Democratic representation: At present, the Vice-Chancellor appoints 20 professors to the senate. The Amendment empowers professors and associate professors to elect 20 of their colleagues to the university’s senate.

In addition, it charts a new course by permitting a senior academician to sit on the board of directors. The university’s senate is empowered to nominate one of its elected senators to the board of directors to represent the academic perspective and to provide a link between the senate and the board.

There will now be an employee welfare committee of the board and employee association representatives shall be members of this committee. Likewise, student representatives shall have membership on the board’s student welfare committee.

Student rights: In a break with the past the new law reflects confidence in our students’ growing maturity to handle freedoms. Educationists have always known that young people can become whatever we expect them to become. The height of their achievement is often determined by the trust reposed in them.
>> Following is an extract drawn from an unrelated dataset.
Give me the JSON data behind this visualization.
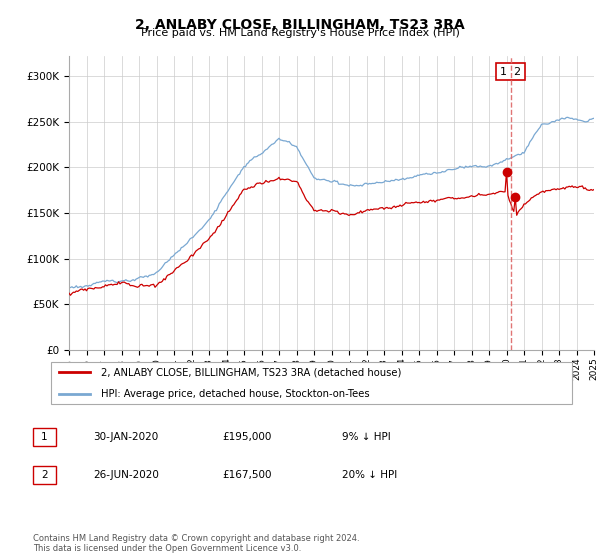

The Act recognises students’ constitutional right to speech and association. In their individual as well as collective capacities, students will now be free to join youth and social organisations and non-governmental organisations. Unlike as at present, they will require nobody’s prior permission to make these affiliations.

However, on the authority of the Federal Constitution’s Article 10(3), which permits restrictions on freedom of association in the field of education, students are still forbidden from membership of political parties, unlawful organisation and any group that the minister has declared to be unsuitable for student affiliation.

However, serving politicians and working adults who enrol at universities to further their education may seek exemption from the Vice-Chancellor to be allowed to continue their political affiliation.

These provisions will, undoubtedly, be criticised. But what must be noted is that a sea change has indeed taken place.

Previously students could not join any outside organisation unless they made a formal application, which could be approved or refused at discretion.

Now, freedom is inherent. No prior permission is needed. Everything is permitted unless it is prohibited.

Previously, everything was prohibited unless it was expressly permitted!

The Amendment enlarges the space for free speech for academic research and comment. It permits student interaction with outside organisations, politicians and political parties on academic occasions.

The right to participate in student democracy and to dabble in student politics as a training ground for future participation in national politics is preserved.

The Amendment protects student organisations by surrounding the power of the Vice-Chancellor to suspend or dissolve a student organisation with procedural safeguards and permitting an appeal to the minister.

The new law de-criminalises the Act by replacing all criminal sanctions with disciplinary penalties.

It removes provisions for automatic suspension or expulsion of a student who is charged with a criminal offence or who is convicted, or who is detained or restricted under preventive detention and restricted residence laws.

The university is given discretion to handle these cases as it sees fit, depending on whether the offence is a registrable criminal offence or a minor offence unrelated to academic character.

The Amendment removes provisions that provide for presumption of guilt, criminal liability even without conviction and collective criminal liability of office bearers of student organisations.

It safeguards the fundamental right to education by providing that a student who is acquitted of a charge in a court of law has a right to return to the university.

If he was excluded from a public university he has a right to enrol in a private institution or, with the permission of the minister, in any other public university.

Extensive changes have been made to provide for fairer student disciplinary procedures. The grounds on which the university may revoke a student’s degree or diploma have been reduced and this exceptional power has been surrounded with procedural safeguards.

The electorate for student elections has been expanded by enfranchising post-graduate students.

Hopefully there is something in the amendment for every sector of the university community.